I’m pretty sure they would tell me to re-reorient it. I’m pretty sure I should be able to print it with supports and get the same results. Either way I’m pretty sure their solution would just be to keep trying orientations till one comes out acceptable. I’ve been trying to think of a print that can’t be oriented in any way that will mask the flare artifacts, just to be a pain in the ass, but that would also miss the point which is there is noting wrong with the orienation of my print as it is. Everything is more than adequately supported, all overhangs are compleately reasonable angles, the current orientation actually minimizes the surface area for each layer, all upper layers have a sturdy foundation to be built on, and there are adequate openings to allow resin to flow as necessary. You really couldn’t ask for much better of an orientation.

@RocusHalbasch - No worries… we’ve all been there.

@Monger_Designs to the contrary I think it is the responsibility of support to admit and acknowledge my printer is not behaving as intended. Which it clearly is not.
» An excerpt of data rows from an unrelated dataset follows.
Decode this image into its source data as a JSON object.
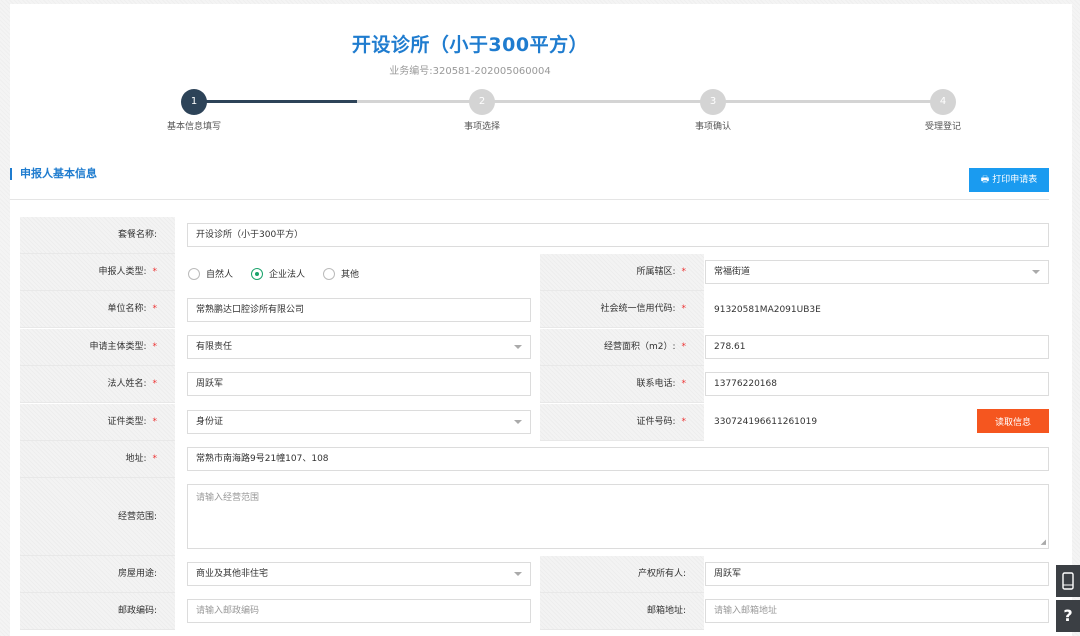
{
  "header": {
    "title": "开设诊所（小于300平方）",
    "biz_no_label": "业务编号:",
    "biz_no": "320581-202005060004"
  },
  "steps": [
    {
      "num": "1",
      "label": "基本信息填写",
      "state": "active"
    },
    {
      "num": "2",
      "label": "事项选择",
      "state": "pending"
    },
    {
      "num": "3",
      "label": "事项确认",
      "state": "pending"
    },
    {
      "num": "4",
      "label": "受理登记",
      "state": "pending"
    }
  ],
  "section": {
    "title": "申报人基本信息",
    "print_button": "打印申请表",
    "print_icon": "printer-icon"
  },
  "form": {
    "package_name": {
      "label": "套餐名称:",
      "value": "开设诊所（小于300平方）"
    },
    "applicant_type": {
      "label": "申报人类型:",
      "options": [
        "自然人",
        "企业法人",
        "其他"
      ],
      "selected": "企业法人"
    },
    "district": {
      "label": "所属辖区:",
      "value": "常福街道"
    },
    "org_name": {
      "label": "单位名称:",
      "value": "常熟鹏达口腔诊所有限公司"
    },
    "credit_code": {
      "label": "社会统一信用代码:",
      "value": "91320581MA2091UB3E"
    },
    "entity_type": {
      "label": "申请主体类型:",
      "value": "有限责任"
    },
    "area": {
      "label": "经营面积（m2）:",
      "value": "278.61"
    },
    "legal_name": {
      "label": "法人姓名:",
      "value": "周跃军"
    },
    "phone": {
      "label": "联系电话:",
      "value": "13776220168"
    },
    "id_type": {
      "label": "证件类型:",
      "value": "身份证"
    },
    "id_no": {
      "label": "证件号码:",
      "value": "330724196611261019"
    },
    "read_button": "读取信息",
    "address": {
      "label": "地址:",
      "value": "常熟市南海路9号21幢107、108"
    },
    "scope": {
      "label": "经营范围:",
      "placeholder": "请输入经营范围"
    },
    "usage": {
      "label": "房屋用途:",
      "value": "商业及其他非住宅"
    },
    "owner": {
      "label": "产权所有人:",
      "value": "周跃军"
    },
    "postcode": {
      "label": "邮政编码:",
      "placeholder": "请输入邮政编码"
    },
    "mail_addr": {
      "label": "邮箱地址:",
      "placeholder": "请输入邮箱地址"
    }
  },
  "required_mark": "*",
  "side": {
    "phone_icon": "tablet-icon",
    "help": "?"
  }
}
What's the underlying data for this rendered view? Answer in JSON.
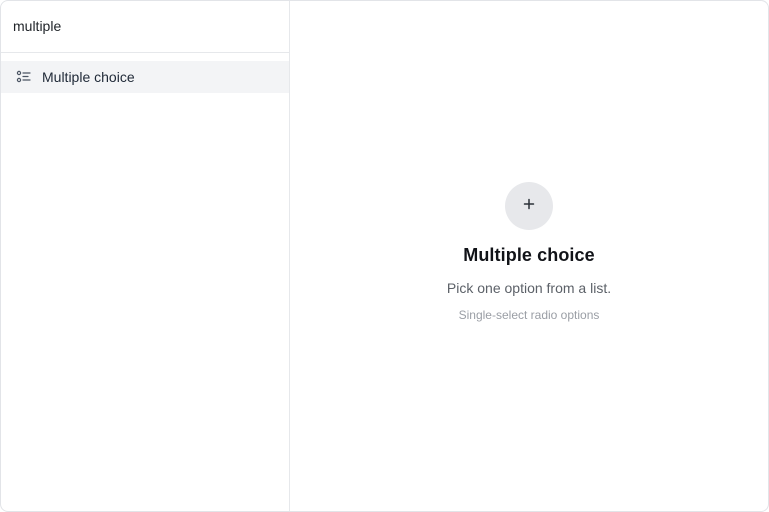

If I have a hard drive go bad on my computer the support guy can admit my drive is not behaving as intended. This does not require the president of the company. If it turns out there is a major flaw in the line of hard drives it may not be the support guys place to admit that, but it is still wrong for him to not acknowledge that my given drive is not behaving as intended. In this case @Stephen is skirting admitting that my printer is not behaving as intended, and is vaguely suggesting the problem is user error instead. If @Stephen is aware my printer is not behaving as intended and not acknowledging so and instead insinuating the problem is user error that is in my opinion borderline amoral. To a less knowledgeable user this could divert them off the path of getting the problem with their printer fixed which could possibly lead to their warranty expiring without having yet gotten it fixed.

As for them checking every other part of the printer first, that strategy seems ridiculous and foolish. Here is a quicker more direct way. Find prints where there are clear artifacts that seem to be of the type we users are attributing to flare. Find a printer that when printing these parts shows these artifacts. Replace the laser with one that does not have any flare, or develop and install one single iris, since this doesn’t have to be the final solution and is just a proof of concept it does not need to be fancy just functional enough to work for a few prints and remove most of the flare. Now reprint the objects if the artifacts are gone or significantly better it’s the laser. If I had a group of engineers on hand, who worked 40 hours a week for me, and a giant pile of Form1+'s that I didn’t have to worry about voiding the warranty on I’m pretty sure I could have whether or not it’s the laser cleared up in a pretty short period of time.

As a consumer I agree with all you said. Ultimately though, taking responsibility can take many forms. They are not refusing to fix your printer are they?